Command output: CP-JAVA 15:04:54.326 [Thread-0] WARN  o.c.imageset.ChannelFilter - Channels have different numbers of images
Command error: ... Error for image set, channel=1, metadata=CD4: Image missing from channel

Check the images chosen in metadata.csv match the names chosen in the CellProfiler “NamesandTypes” modules. Make sure all metal names are correct and unambiguous (e.g. CD4 will find both CD4 and CD44 in “NamesandTypes”).

Missing output files

Caused by: Missing output file(s) 'ilastik_stack/*' expected by process 'PreprocessIlastikStack (file_name_roi_1)'

Reopen the corresponding CellProfiler cppipe file and check that the “SaveImages” module is set to give the correct output, re-export this and re-run the pipeline by using the -resume parameter.

ROI size

For ROIs larger than ~2000-2000um the pipeline may struggle/fail to complete due to the excessive memory requirements during the “IdentifyObjects” module in segmentation.cppipe. As a workaround for this we recommend adding in a “Crop” module before identifying objects to crop your images into two. Make sure to duplicate any subsequent modules and adjust input names as required.

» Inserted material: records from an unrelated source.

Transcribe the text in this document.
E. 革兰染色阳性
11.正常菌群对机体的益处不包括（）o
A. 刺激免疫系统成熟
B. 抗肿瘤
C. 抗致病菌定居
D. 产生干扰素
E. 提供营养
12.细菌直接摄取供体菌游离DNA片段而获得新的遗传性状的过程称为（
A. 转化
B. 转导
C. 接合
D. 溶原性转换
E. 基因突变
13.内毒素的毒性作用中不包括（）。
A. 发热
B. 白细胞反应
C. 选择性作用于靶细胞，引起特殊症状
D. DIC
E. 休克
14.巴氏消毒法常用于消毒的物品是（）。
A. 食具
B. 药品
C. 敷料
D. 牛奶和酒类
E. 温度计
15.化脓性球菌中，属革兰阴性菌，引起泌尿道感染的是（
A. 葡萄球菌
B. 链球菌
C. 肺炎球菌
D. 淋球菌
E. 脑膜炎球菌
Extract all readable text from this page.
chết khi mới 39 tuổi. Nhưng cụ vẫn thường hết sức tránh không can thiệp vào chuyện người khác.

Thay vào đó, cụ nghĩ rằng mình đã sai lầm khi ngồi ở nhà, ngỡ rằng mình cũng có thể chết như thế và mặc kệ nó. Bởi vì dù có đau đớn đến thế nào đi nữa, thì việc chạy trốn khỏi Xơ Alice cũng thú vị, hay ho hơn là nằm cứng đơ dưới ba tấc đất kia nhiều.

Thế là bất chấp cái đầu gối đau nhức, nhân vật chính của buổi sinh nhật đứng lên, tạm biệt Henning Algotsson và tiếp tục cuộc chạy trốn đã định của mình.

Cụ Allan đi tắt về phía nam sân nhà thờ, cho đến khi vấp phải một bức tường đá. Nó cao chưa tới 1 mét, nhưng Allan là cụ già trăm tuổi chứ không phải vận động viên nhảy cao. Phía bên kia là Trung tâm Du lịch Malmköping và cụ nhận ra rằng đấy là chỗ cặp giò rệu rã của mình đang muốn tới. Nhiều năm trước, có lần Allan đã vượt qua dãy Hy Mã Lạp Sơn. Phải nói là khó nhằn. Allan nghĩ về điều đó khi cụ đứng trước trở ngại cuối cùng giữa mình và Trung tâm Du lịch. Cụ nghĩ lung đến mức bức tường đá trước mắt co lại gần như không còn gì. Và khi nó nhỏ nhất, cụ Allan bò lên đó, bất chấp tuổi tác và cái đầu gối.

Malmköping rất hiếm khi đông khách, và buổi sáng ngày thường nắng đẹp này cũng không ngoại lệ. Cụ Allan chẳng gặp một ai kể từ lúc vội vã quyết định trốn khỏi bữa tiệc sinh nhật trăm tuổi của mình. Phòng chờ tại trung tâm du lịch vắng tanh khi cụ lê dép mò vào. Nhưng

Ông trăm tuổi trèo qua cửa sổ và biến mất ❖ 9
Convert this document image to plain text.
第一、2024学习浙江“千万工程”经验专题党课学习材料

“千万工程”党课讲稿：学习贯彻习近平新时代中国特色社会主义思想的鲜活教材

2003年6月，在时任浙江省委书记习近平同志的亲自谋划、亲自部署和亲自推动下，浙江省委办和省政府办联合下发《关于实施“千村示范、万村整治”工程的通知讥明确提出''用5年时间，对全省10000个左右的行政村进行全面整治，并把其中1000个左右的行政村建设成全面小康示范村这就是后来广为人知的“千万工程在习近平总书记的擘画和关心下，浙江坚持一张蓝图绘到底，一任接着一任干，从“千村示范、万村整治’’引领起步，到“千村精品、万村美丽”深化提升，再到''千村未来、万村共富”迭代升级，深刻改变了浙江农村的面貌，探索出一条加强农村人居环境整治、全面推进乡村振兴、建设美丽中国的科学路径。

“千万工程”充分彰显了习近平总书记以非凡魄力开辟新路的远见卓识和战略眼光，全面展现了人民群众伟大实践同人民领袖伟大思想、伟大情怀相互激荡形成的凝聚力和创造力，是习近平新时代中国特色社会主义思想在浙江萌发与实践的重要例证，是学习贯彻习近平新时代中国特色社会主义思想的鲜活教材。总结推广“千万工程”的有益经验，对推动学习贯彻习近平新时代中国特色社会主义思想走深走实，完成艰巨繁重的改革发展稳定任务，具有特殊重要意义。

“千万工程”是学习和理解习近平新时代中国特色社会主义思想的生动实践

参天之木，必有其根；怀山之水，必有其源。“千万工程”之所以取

  • The MCD Viewer software provided by the Hyperion imaging system allows users to visualise, review and export mcd image files.

  • Fiji-ImageJ can be used to view mcd files but requires downloading the imctools plugin. This plugin allows the mcd file to be viewed as an image5D with your antibody markers as individual channels that can be toggled on/off.

  • QuPath can be used for visualisation with the added benefit of viewing all channels at once in a mini viewer panel.

  • HistoCAT developed by the Bodenmiller lab enables visualisation of images and contains various analysis tools including PhenoGraph, tSNE, PCA and Neighbourhood analysis.